ホウセンカ
「ボロネーゼはパスタだろ。すげぇウマそうじゃん、英雄ボロネーゼ」

 あ、素で間違えた。恥ずかしい。……ていうか、ちょっと笑いすぎじゃない?桔平くんって、こんなに笑いのツボが浅い人だったっけ。

「そうだ。夕飯、ボロネーゼにしようぜ」
「……こんなので夕ご飯のメニューが決まるの、なんかヤダ」

 桔平くんに背を向けて、ベッドの上に座り込む。そんなに笑わなくていいじゃない。……と思いつつ、一応ボロネーゼのレシピをスマホで検索しちゃう。
 
「ふてくされんなよ。いいじゃん、メニューに悩む必要なくて」
「トマト缶ないもん」
「んじゃ、一緒に買い物行こう」
「外、暑いもん」
「怒んなって。ごめん、笑いすぎたよ」

 後ろから抱きすくめられた。私が不機嫌になったら、いつもこうやって抱き寄せてキスをしてくれる。

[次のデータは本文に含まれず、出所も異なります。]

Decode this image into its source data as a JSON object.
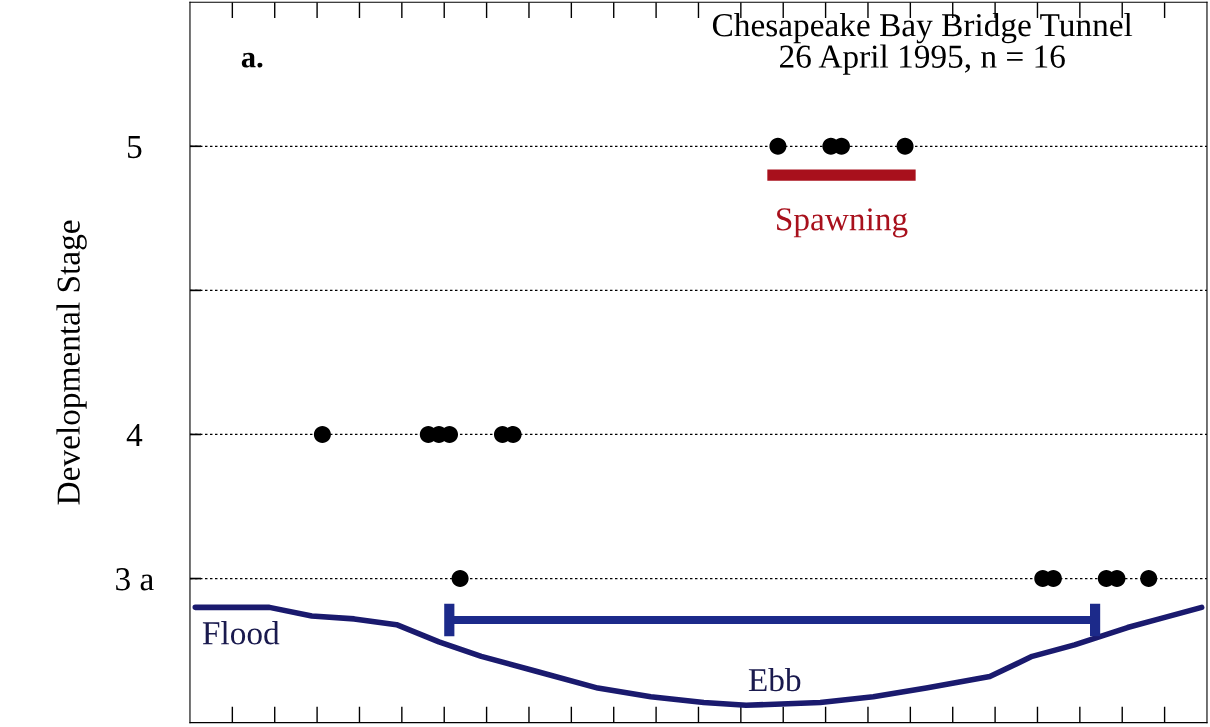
{
  "chart_data": {
    "type": "scatter",
    "title": "Chesapeake Bay Bridge Tunnel\n26 April 1995, n = 16",
    "ylabel": "Developmental Stage",
    "categories": [
      null,
      null,
      null,
      null,
      null,
      null,
      null,
      null,
      null,
      null,
      null,
      null,
      null,
      null,
      null,
      null,
      null,
      null,
      null,
      null,
      null,
      null,
      null,
      null,
      null,
      null,
      null,
      null,
      null,
      null,
      null,
      null,
      null,
      null,
      null,
      null,
      null,
      null,
      null,
      null,
      null,
      null,
      null,
      null,
      null,
      null,
      null,
      null,
      null,
      null,
      null,
      null,
      null,
      null,
      null,
      null,
      null,
      null,
      null,
      null,
      null,
      null,
      null,
      null,
      null,
      null,
      null,
      null,
      null,
      null,
      null,
      null,
      null,
      null,
      null,
      null,
      null,
      null,
      null,
      null,
      null,
      null,
      null,
      null,
      null,
      null,
      null,
      null,
      null,
      null,
      null,
      null,
      null,
      null,
      null,
      null
    ],
    "series": [
      {
        "color": "#000000",
        "values": [
          null,
          null,
          null,
          null,
          null,
          null,
          null,
          null,
          null,
          null,
          null,
          null,
          4,
          null,
          null,
          null,
          null,
          null,
          null,
          null,
          null,
          null,
          4,
          4,
          4,
          3.5,
          null,
          null,
          null,
          4,
          4,
          null,
          null,
          null,
          null,
          null,
          null,
          null,
          null,
          null,
          null,
          null,
          null,
          null,
          null,
          null,
          null,
          null,
          null,
          null,
          null,
          null,
          null,
          null,
          null,
          5,
          null,
          null,
          null,
          null,
          5,
          5,
          null,
          null,
          null,
          null,
          null,
          5,
          null,
          null,
          null,
          null,
          null,
          null,
          null,
          null,
          null,
          null,
          null,
          null,
          3.5,
          3.5,
          null,
          null,
          null,
          null,
          3.5,
          3.5,
          null,
          null,
          3.5,
          null,
          null,
          null,
          null,
          null
        ]
      },
      {
        "type": "line",
        "marker": "none",
        "name": "Spawning",
        "color": "#a8101c",
        "values": [
          null,
          null,
          null,
          null,
          null,
          null,
          null,
          null,
          null,
          null,
          null,
          null,
          null,
          null,
          null,
          null,
          null,
          null,
          null,
          null,
          null,
          null,
          null,
          null,
          null,
          null,
          null,
          null,
          null,
          null,
          null,
          null,
          null,
          null,
          null,
          null,
          null,
          null,
          null,
          null,
          null,
          null,
          null,
          null,
          null,
          null,
          null,
          null,
          null,
          null,
          null,
          null,
          null,
          null,
          4.9,
          null,
          null,
          null,
          null,
          null,
          null,
          null,
          null,
          null,
          null,
          null,
          null,
          null,
          4.9,
          null,
          null,
          null,
          null,
          null,
          null,
          null,
          null,
          null,
          null,
          null,
          null,
          null,
          null,
          null,
          null,
          null,
          null,
          null,
          null,
          null,
          null,
          null,
          null,
          null,
          null,
          null
        ]
      },
      {
        "type": "line",
        "marker": "none",
        "color": "#1a1a6e",
        "values": [
          3.4,
          null,
          null,
          null,
          null,
          null,
          null,
          3.4,
          null,
          null,
          null,
          3.37,
          null,
          null,
          null,
          3.36,
          null,
          null,
          null,
          3.34,
          null,
          null,
          null,
          3.28,
          null,
          null,
          null,
          3.23,
          null,
          null,
          null,
          null,
          3.18,
          null,
          null,
          null,
          null,
          null,
          3.12,
          null,
          null,
          null,
          null,
          3.09,
          null,
          null,
          null,
          null,
          3.07,
          null,
          null,
          null,
          3.06,
          null,
          null,
          null,
          null,
          null,
          null,
          3.07,
          null,
          null,
          null,
          null,
          3.09,
          null,
          null,
          null,
          null,
          3.12,
          null,
          null,
          null,
          null,
          null,
          3.16,
          null,
          null,
          null,
          3.23,
          null,
          null,
          null,
          3.27,
          null,
          null,
          null,
          null,
          3.33,
          null,
          null,
          3.36,
          null,
          null,
          null,
          3.4
        ]
      }
    ],
    "ylim": [
      3,
      5.5
    ],
    "yticks": [
      {
        "value": 3.5,
        "label": "3 a"
      },
      4,
      {
        "value": 4.5,
        "label": null
      },
      5
    ],
    "grid": "y",
    "marker": "circle",
    "annotations": [
      "a.",
      "Flood",
      "Ebb"
    ]
  }
}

 桔平くんは私に甘すぎるんだよね。だから私も、わざと怒っているフリをしてみたりして。こういうずるい性格は、なかなか直らないの。

「……正解は何?英雄ボロネーゼじゃなくて」
「ポロネーズな。ショパンの曲」
「その曲聴く度にパスタ食べたくなっちゃいそう」

 2人で笑い合った。

 最近はこんな風に、桔平くんの前でめちゃくちゃ感情を出せている。多分お父さんと会った日が転機になったんだと思う。あの夜以来、桔平くんが近く感じるようになったから。

 とってもワガママで怒りっぽい私を、いつも可愛がってくれる。漫画のヒロインにはなれない私を、全力で愛してくれている。だから桔平くんと一緒にいたら、そのままの自分を受け入れてもらえる幸せを感じるんだよ。

 桔平くんと出会った春はあっという間に過ぎて、もう夏も終わる。秋も冬も、その先の季節も、ずっと一緒に過ごしたいな。

「愛茉さぁ、最近綺麗になったよね」

 上野へ向かう電車の中で、七海が私の顔をまじまじと見つめて言った。
 今日は藝大の大学祭。桔平くんは先に学校へ行っているから、私は七海と一緒に向かっている。
 
「もともと国宝級に可愛いんだけどさ、なんていうのかな……色気が出てきた感じ?やっぱり愛されてる女は違うわぁ」
「そんなに違う?」
「全然違うよ。内面からにじみ出てる感じ。心も体も満たされてますーって。やっぱり持つべきものは、エッチが上手い彼氏よね」

 電車の中で、そんな話をしないでほしい。多少声のトーンは落としているけれど、周りに聞こえていないかヒヤヒヤしてしまう。